Detail brushes are a class of brushes that are grouped to avoid
unwanted face splits when small, detailed brush objects meet large
surfaces. Detail brush geometry is made by creating a func_detail entity out of a set of brushes. The brushes that are included in the func_detail
will not clip (or split) non-detail brushes. A common example is a
cylinder brush (such as a pillar) touching a floor in a room. Normally
the cylinder would split the floor face into many smaller faces where
the two brushes meet. By making the cylinder detail geometry, no such
splitting will occur. Any rotated piece of brush geometry is also a
good candidate, and will cause fewer vbsp splits if it is made into func_detail.
Detail brushes do not block visibility and cannot be used to seal
the world or areaportals. Since they do not block visibility, detail
brushes have a side benefit of simplifying the visibility set. Proper
use of detail brushes can greatly decrease the time it takes for vvis to compile the level.
Brushes that are func_detail are an
entity in the Hammer editor, but the entity information is discarded
after the map is processed in VBSP. This occurs to reduce the memory
requirements of the geometry. The entity information is no longer
needed once vbsp has used it for reducing
splits. In the engine, surfaces that were created with detail geometry
are identical to all other solid brush geometry in the level.

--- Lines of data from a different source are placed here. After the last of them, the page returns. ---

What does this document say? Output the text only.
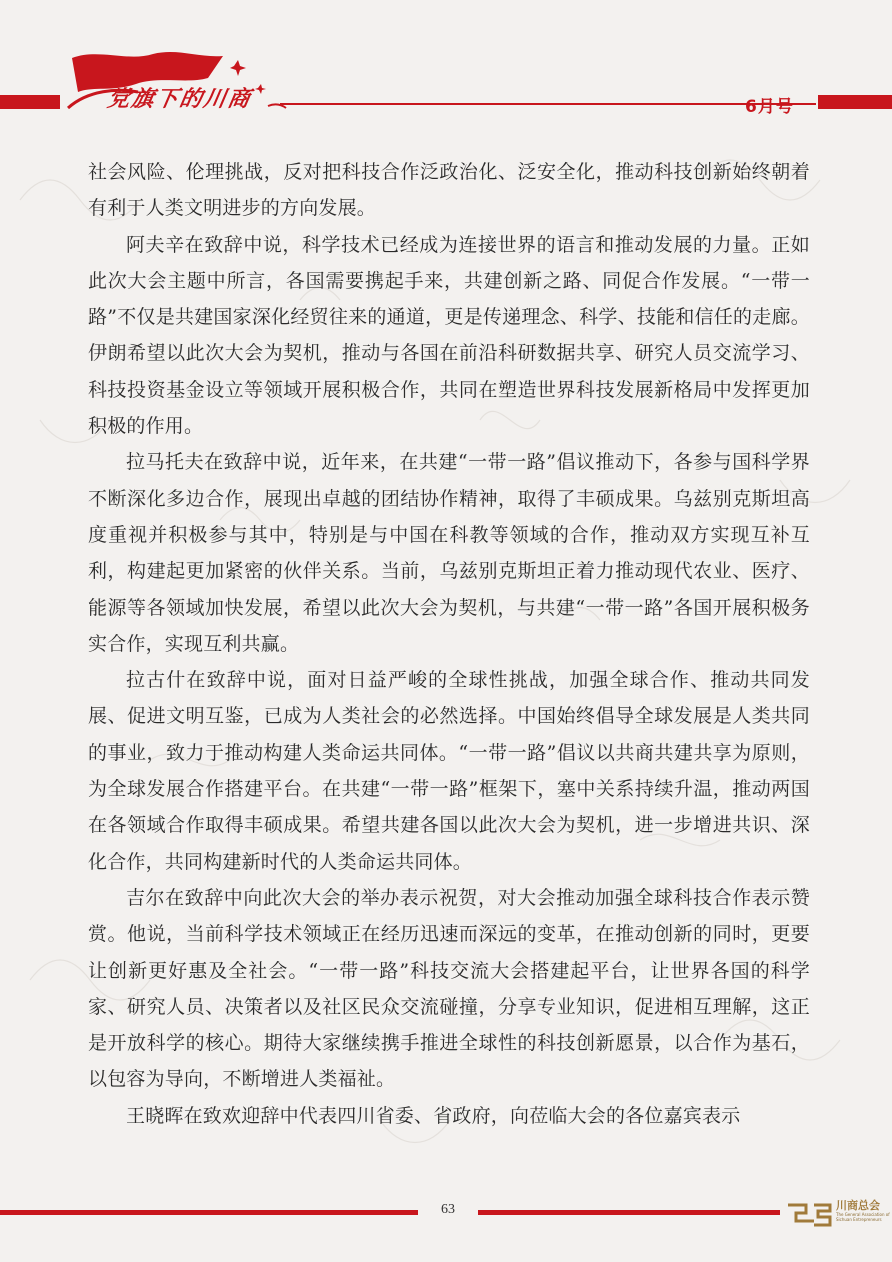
党旗下的川商	6月号

社会风险、伦理挑战，反对把科技合作泛政治化、泛安全化，推动科技创新始终朝着有利于人类文明进步的方向发展。

阿夫辛在致辞中说，科学技术已经成为连接世界的语言和推动发展的力量。正如此次大会主题中所言，各国需要携起手来，共建创新之路、同促合作发展。“一带一路”不仅是共建国家深化经贸往来的通道，更是传递理念、科学、技能和信任的走廊。伊朗希望以此次大会为契机，推动与各国在前沿科研数据共享、研究人员交流学习、科技投资基金设立等领域开展积极合作，共同在塑造世界科技发展新格局中发挥更加积极的作用。

拉马托夫在致辞中说，近年来，在共建“一带一路”倡议推动下，各参与国科学界不断深化多边合作，展现出卓越的团结协作精神，取得了丰硕成果。乌兹别克斯坦高度重视并积极参与其中，特别是与中国在科教等领域的合作，推动双方实现互补互利，构建起更加紧密的伙伴关系。当前，乌兹别克斯坦正着力推动现代农业、医疗、能源等各领域加快发展，希望以此次大会为契机，与共建“一带一路”各国开展积极务实合作，实现互利共赢。

拉古什在致辞中说，面对日益严峻的全球性挑战，加强全球合作、推动共同发展、促进文明互鉴，已成为人类社会的必然选择。中国始终倡导全球发展是人类共同的事业，致力于推动构建人类命运共同体。“一带一路”倡议以共商共建共享为原则，为全球发展合作搭建平台。在共建“一带一路”框架下，塞中关系持续升温，推动两国在各领域合作取得丰硕成果。希望共建各国以此次大会为契机，进一步增进共识、深化合作，共同构建新时代的人类命运共同体。

吉尔在致辞中向此次大会的举办表示祝贺，对大会推动加强全球科技合作表示赞赏。他说，当前科学技术领域正在经历迅速而深远的变革，在推动创新的同时，更要让创新更好惠及全社会。“一带一路”科技交流大会搭建起平台，让世界各国的科学家、研究人员、决策者以及社区民众交流碰撞，分享专业知识，促进相互理解，这正是开放科学的核心。期待大家继续携手推进全球性的科技创新愿景，以合作为基石，以包容为导向，不断增进人类福祉。

王晓晖在致欢迎辞中代表四川省委、省政府，向莅临大会的各位嘉宾表示

63	川商总会
The General Association of Sichuan Entrepreneurs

Objects that are small, complex, and/or do not seal areas are good
candidates for detail geometry. Examples include pillars, gates, small
rocks, fences, debris, piers, etc. A good way to tell if you need to
switch non-detail geometry to detail geometry is to use glview. In places where you see a high density of leaves in glview, you'll want to switch some of the geometry in those areas to func_detail.
See func_detail in the entity documentation for more information.
See sourcesdk_content\hl2\mapsrc\sdk_func_detail.vmf for an example of how detail geometry can be used to reduce face splits.